Last Month, Perry sought a temporary order to halt state officials from printing the ballots, or to require them to include his name. In a lawsuit filed Dec. 27 in federal court in Richmond, Perry claimed the state’s requirement that people who circulate petitions be eligible or registered to vote in Virginia violates his constitutional rights.

Last week, Republican presidential candidates Rick Santorum, Newt Gingrich, and Jon Huntsman won permission to join Perry’s challenge.

They argued that Virginia’s rules governing petition circulators violate “freedoms of speech and association protected by the First and Fourteenth Amendments” of the U.S. Constitution.

Perry and the other candidates must respond to Virginia’s appeal by Wednesday morning, according to a directive from the deputy clerk of the appeals court.

Gibney said in his order Monday that he will rule on Perry’s request for a preliminary injunction the same day as the Jan. 13 hearing.

On Monday, Perry spokesman Ray Sullivan described that order as "a positive development for the presidential candidates and the citizens of Virginia."

However, today, he didn’t immediately respond to an email seeking comment on Virginia’s appeal.

Cuccinelli said Perry was disqualified from the March vote because he failed to collect the 10,000 signatures state rules require.

Perry “lacks standing to assert an injury arising from the inability to circulate his own petitions because there is no averment that he stood ready, willing and able to circulate his own petitions and there is no basis for concluding that he would have collected a sufficient number of valid signatures,” the state said in its filing.

Former Massachusetts Gov.
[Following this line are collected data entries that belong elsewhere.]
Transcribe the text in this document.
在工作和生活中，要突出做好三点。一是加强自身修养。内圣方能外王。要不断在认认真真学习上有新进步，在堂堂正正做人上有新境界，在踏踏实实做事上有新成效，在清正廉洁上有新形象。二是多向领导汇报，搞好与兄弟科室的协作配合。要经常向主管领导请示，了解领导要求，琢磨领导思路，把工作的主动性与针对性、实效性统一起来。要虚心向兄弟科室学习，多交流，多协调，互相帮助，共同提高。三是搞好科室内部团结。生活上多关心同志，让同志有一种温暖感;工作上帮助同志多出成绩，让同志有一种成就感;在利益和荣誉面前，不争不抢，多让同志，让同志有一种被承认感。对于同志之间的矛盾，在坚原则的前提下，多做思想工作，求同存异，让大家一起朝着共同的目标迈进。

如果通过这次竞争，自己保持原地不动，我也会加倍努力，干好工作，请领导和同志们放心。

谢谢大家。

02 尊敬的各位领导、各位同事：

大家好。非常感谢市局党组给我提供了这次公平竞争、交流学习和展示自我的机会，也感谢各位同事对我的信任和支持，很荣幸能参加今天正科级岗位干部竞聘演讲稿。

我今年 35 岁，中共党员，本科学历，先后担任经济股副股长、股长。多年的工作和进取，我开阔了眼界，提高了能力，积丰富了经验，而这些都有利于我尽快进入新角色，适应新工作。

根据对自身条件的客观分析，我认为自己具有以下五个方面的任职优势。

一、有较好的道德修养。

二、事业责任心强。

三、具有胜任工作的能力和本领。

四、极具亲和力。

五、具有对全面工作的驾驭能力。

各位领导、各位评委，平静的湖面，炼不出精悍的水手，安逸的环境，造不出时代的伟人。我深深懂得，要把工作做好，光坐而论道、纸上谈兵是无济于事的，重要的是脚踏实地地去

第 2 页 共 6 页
Mitt Romney and U.S. Rep. Ron Paul of Texas are the only Republicans to make it onto the ballot for Virginia’s primary on so-called Super Tuesday, the Republican Party of Virginia said last month.

The case is Perry v. Judd, 3:11-cv-00856, U.S. District Court, Eastern District of Virginia (Richmond). The appeal is Perry v. Judd, 12-1042, U.S. Court of Appeals for the Fourth Circuit (Richmond).